We see that all of the indexable pages have both Twitter cards and Open Graphs.

SEO Crawl Social Tags — You may see the inconsistency in social tags and structured data amounts for the website.

“Pages with Open Graph: og:URL not matching canonical” section is an important Technical SEO detail here as I know this might be a unique feature in the industry. You also can see which Open Graph objects are being missed or not as below.

Open Graph Examples and Numeric Inconsistency can be seen.

You also can check the Open Graph Types and optional metadata usage as below.

Open Graph properties and their distribution.

Checking the Open Graph Data Usage by page segments is also possible.

Open Graph Distribution — We see that the homepage doesn’t have an open graph along with some other page segments.

All of this information can be found also for the Twitter Cards and their own types via OnCrawl’s report methodology.

Twitter Cards for SEO Crawl. Again, we see the same numeric inconsistencies.

Content Audits with OnCrawl’s Crawl Systems

OnCrawl’s crawlers during the crawl process can extract the content of the web page for giving insights to the webmasters.
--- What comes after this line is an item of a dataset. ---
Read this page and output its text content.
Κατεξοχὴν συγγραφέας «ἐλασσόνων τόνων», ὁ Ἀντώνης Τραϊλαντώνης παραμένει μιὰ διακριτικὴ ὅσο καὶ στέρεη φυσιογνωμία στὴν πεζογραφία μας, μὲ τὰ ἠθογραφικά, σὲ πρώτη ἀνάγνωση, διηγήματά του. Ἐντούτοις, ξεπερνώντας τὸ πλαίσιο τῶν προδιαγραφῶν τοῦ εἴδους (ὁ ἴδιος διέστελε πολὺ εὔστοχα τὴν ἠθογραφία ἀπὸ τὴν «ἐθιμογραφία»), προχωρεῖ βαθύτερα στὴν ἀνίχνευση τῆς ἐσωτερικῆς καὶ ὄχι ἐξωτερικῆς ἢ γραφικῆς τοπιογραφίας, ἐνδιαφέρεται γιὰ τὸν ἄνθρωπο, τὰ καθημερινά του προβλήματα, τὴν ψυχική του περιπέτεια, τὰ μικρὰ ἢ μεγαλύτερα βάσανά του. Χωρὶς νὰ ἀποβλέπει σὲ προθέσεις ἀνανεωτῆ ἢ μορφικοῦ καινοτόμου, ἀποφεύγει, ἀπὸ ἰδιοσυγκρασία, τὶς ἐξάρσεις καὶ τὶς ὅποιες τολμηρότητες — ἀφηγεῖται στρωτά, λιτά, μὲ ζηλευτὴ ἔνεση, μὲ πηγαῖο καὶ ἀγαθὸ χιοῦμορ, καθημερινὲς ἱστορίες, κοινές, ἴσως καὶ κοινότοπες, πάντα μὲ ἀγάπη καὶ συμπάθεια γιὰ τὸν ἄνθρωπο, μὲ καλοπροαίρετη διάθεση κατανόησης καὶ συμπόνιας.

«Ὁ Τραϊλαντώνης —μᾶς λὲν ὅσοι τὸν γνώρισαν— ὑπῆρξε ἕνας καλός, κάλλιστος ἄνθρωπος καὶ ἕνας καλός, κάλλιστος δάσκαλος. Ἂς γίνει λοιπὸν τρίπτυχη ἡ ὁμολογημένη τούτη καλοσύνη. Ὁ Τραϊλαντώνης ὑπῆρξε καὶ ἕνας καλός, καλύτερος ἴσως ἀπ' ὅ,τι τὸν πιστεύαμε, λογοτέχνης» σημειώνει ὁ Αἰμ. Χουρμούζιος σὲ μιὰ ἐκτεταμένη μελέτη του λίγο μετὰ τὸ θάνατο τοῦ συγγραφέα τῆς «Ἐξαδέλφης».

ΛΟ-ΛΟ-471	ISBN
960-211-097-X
It is a little bit surprising but I never saw an SEO Crawler before that can make N-Gram Analysis. OnCrawl also can make N-Gram Analysis…

A unique feature for an SEO Crawler, N-Gram Analysis.

We can see the pages with thin content, average words per page, code/text ratio, pages at least one image, and pages with missing alt tags. Simply comparing this information with the main competitors like a Data Scientist, we can see the main differences between websites.

We also have the web page amount according to their content amount. For instance 73 of these web pages do not have enough content on them, they have less than 150 words. 154 of the web pages have a content-length between 300-500 words. You simply check these pages’ ranking and traffic performance against their competitors to see that the content detail level and content granularity can help. N-Gram Analysis also can help for detecting the keyword stuffing for an SEO so that he/she can fix the situation according to Google’s Quality Guidelines.

Also, remember that thanks to Data Explorer, you can mix all of this information in any way you want. It is completely up to you, imagine that OnCrawl is your Data Scientist, you just want to extract data to understand the users and Search Engine Algorithms.

Check the content length and word amount according to click depth.

Word Evaluation Example by Depth.

Check the content length and word amount according to the page segments.

Word Evaluation Example by Group.

In short, we see that most of our content is between 500-800 words, and also we see that some of our page segments have lesser content according to the others. I believe that in an industry such as Insurance, web pages should have more depth and detailed content with multi-layered granularity along with sensible internal links.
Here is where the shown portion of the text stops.